Autobahn, Feldwege, Landstraßen. Thees Uhlmann ist längst sein eigener Road Movie. Doch erst dieses Album zeichnet den Trip mitreisetauglich nach. Er führt vom AJZ bis ins Stadion, von Hemmoor bis nach New York, durch mehr als drei Jahrzehnte wiedervereinigtes Deutschland. Rock, Indie, Punk und was nicht sonst noch alles. Lichthupe aber nur im äußersten Notfall.

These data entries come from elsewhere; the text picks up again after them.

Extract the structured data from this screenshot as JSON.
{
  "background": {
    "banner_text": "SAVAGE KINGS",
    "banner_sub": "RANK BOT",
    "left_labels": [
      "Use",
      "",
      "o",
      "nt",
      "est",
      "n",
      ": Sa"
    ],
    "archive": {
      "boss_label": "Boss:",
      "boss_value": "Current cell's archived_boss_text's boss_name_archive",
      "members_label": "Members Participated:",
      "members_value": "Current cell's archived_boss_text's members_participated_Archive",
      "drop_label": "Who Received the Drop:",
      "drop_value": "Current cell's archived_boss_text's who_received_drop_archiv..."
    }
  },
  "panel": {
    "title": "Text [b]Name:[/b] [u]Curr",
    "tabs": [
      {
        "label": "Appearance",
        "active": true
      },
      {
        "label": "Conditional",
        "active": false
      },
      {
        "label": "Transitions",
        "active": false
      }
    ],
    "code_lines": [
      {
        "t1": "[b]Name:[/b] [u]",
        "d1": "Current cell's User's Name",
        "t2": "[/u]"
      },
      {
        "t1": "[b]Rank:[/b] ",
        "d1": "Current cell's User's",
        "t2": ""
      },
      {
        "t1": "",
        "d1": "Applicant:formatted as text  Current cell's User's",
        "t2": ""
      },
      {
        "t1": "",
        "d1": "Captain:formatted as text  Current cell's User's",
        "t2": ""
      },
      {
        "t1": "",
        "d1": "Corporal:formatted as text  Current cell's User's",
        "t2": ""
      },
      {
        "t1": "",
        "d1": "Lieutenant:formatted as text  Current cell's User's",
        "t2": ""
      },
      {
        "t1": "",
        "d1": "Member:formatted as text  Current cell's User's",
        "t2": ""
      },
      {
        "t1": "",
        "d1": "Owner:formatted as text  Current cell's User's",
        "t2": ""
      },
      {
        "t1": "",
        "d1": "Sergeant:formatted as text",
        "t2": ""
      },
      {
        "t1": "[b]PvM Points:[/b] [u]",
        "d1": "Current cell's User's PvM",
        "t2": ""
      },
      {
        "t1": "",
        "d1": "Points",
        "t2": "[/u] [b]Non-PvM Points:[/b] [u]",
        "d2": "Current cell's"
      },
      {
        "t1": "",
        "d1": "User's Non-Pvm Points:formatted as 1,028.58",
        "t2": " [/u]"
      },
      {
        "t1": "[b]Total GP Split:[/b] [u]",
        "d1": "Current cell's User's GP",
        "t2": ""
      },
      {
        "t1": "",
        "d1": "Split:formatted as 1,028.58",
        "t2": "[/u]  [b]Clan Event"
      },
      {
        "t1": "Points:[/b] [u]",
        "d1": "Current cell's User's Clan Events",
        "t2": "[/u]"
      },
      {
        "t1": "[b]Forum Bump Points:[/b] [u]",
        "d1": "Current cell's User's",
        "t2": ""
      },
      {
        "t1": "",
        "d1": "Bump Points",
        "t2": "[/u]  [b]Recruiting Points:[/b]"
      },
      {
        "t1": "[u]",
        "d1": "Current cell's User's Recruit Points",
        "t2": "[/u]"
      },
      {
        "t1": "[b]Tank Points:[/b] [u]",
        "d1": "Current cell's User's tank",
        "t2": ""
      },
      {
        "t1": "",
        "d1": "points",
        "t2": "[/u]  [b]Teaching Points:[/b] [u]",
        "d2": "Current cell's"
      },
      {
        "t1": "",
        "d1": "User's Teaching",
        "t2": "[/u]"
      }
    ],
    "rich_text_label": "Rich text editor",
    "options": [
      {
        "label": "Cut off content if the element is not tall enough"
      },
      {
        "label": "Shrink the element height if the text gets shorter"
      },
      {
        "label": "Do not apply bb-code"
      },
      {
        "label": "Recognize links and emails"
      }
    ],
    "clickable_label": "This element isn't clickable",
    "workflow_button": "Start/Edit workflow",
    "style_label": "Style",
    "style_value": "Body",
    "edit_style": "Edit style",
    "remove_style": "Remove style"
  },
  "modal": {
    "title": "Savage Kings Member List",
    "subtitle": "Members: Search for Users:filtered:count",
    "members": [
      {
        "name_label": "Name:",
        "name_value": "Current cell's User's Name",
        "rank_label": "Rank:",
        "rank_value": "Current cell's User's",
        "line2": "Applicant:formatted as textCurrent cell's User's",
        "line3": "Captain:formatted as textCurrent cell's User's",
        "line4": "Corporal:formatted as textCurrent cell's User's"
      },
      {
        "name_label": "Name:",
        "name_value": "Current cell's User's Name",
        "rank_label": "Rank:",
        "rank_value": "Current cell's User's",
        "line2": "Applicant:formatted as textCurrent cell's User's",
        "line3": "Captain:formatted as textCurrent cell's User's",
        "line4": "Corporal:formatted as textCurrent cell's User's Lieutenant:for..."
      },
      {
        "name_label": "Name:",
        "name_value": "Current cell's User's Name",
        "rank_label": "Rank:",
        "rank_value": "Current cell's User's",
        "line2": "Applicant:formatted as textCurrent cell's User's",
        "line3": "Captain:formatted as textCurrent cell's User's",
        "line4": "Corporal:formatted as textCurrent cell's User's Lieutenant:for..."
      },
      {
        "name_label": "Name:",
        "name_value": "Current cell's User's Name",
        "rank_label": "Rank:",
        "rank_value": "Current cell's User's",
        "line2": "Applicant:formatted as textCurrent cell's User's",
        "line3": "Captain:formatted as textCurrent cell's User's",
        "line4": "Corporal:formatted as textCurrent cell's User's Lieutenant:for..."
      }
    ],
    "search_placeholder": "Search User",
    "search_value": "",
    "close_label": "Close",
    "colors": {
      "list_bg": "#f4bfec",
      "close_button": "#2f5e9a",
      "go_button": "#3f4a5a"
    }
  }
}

„Das ist nicht die Sonne, die untergeht /
Das ist die Erde, die sich dreht“
(„Schönheit der Chance“)
The Tomte Years (1994 – 2010)
In einem kleinen Studi-Appartement in Köln. Auf mausgrauen Teppichfliesen haben sich Bandmitglieder der Gruppe Tomte gesammelt. Adrenalin, Unruhe, Alkohol. Es ist tiefste Nacht, irgendwann um die Jahrtausendwende, einer fuchtelt mit einer Baustellenbeleuchtung herum, ein weiterer hat offenbar Lappen und Schwämme vom Reinigungswägelchen geklaut, das beim Supermarkt um die Ecke stand. Oh, Gott! Das haben doch garantiert die scheiß Nachbar gesehen. Thees Uhlmann muss diese entgrenzten Leute zur Ordnung rufen, denke ich. Er ist doch ihr Vorgesetzter, ihm hatte ich leichtfertig zugesagt, wenn’s eng wird, könne „wer bei mir pennen“. Doch müde sieht hier keiner aus – und auch Thees wirkt nicht so, als hätte er Interesse, den Wahnsinn aufzuhalten, eher im Gegenteil.

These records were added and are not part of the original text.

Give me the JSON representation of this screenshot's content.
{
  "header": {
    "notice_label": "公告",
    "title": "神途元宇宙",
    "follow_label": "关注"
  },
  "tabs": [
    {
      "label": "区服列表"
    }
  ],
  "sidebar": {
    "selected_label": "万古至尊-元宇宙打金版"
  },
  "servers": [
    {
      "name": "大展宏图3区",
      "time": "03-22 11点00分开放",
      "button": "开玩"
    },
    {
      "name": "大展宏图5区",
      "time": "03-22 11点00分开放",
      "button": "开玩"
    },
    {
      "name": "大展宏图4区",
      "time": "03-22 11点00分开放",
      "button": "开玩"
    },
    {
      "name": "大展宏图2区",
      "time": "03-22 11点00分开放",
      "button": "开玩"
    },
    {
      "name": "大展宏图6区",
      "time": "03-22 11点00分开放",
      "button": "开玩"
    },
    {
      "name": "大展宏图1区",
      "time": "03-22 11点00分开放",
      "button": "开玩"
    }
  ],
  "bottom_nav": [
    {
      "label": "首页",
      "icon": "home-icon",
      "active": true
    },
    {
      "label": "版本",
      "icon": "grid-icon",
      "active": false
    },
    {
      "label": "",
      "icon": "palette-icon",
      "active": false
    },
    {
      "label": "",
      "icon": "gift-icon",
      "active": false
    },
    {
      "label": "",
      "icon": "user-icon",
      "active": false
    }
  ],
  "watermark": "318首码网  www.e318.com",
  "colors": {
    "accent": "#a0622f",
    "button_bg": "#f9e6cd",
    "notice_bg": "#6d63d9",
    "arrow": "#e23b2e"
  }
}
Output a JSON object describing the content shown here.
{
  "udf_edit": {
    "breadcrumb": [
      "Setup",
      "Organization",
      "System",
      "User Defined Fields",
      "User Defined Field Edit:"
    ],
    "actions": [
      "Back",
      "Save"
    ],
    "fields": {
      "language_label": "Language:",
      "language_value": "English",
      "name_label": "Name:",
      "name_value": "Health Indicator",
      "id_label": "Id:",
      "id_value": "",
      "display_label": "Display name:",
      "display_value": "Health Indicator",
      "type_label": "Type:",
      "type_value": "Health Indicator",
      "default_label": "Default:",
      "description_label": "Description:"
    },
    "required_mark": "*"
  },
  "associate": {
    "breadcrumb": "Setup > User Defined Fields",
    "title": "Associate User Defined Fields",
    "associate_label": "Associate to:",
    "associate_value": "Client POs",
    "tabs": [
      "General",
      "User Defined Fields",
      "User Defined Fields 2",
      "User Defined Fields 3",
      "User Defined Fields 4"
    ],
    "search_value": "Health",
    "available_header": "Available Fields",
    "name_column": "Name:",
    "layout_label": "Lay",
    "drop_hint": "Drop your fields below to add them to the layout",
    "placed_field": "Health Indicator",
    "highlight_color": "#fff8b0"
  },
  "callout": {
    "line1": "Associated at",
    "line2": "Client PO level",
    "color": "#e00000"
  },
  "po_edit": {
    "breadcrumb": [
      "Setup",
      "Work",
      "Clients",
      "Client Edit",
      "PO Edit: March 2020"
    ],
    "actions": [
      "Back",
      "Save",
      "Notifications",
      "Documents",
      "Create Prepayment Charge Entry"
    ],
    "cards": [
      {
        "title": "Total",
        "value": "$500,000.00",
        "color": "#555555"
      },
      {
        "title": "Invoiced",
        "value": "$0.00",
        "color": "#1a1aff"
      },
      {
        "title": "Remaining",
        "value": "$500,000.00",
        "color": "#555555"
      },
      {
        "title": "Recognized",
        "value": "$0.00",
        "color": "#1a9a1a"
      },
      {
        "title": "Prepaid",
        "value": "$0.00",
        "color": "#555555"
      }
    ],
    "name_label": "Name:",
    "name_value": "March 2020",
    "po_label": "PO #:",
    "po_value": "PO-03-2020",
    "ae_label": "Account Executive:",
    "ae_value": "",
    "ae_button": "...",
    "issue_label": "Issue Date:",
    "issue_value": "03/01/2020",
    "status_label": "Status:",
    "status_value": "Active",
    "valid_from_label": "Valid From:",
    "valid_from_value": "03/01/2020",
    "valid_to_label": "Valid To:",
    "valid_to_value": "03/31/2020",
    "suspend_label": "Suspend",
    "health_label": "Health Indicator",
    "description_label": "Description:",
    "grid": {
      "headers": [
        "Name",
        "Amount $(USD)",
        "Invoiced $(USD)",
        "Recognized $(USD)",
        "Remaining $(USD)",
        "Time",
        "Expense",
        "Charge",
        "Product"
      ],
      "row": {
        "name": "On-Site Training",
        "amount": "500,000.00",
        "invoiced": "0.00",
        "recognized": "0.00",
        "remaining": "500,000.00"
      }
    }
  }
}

Los geht die Story von „Sincerely, Thees Uhlmann“ und von Tomte ohnehin früher. Wenn man nicht gleich zu ihrer ersten Demo-Kassette in den alten Jugendkeller reisen will, führt sie allerdings noch mal nach Köln. Dort hatte Thees selbst eine Zeit lang gewohnt. „In Köln und dann in meinem Zimmer“ stellt das früheste Stück dieser Sammlung hier dar. Es erschien auf Tomtes allererster Vinyl-Single „Blinkmuffel“ und klingt wie sich einfach mit seinen friends den Hang runtertreten – der Rest wird sich schon finden. Für einen so dringlichen Song reicht dann auch eine Minute vierzig, grüner wird’s nicht.
Ohnehin findet sich in den frühen Stücken bereits vieles von dem, was Thees‘ Songwriting ausmacht: Sprachwitz und Prägnanz, Überschwang und Melancholie. Und eine regionale Verknüpfung, die über die Dekaden nie abreißen wird, das ominöse Hemmoor: „Du denkst, du bist kurz hinter New York / Doch Hemmoor ist cooler als wie Du / Da weiß man wenigstens, woran man ist“.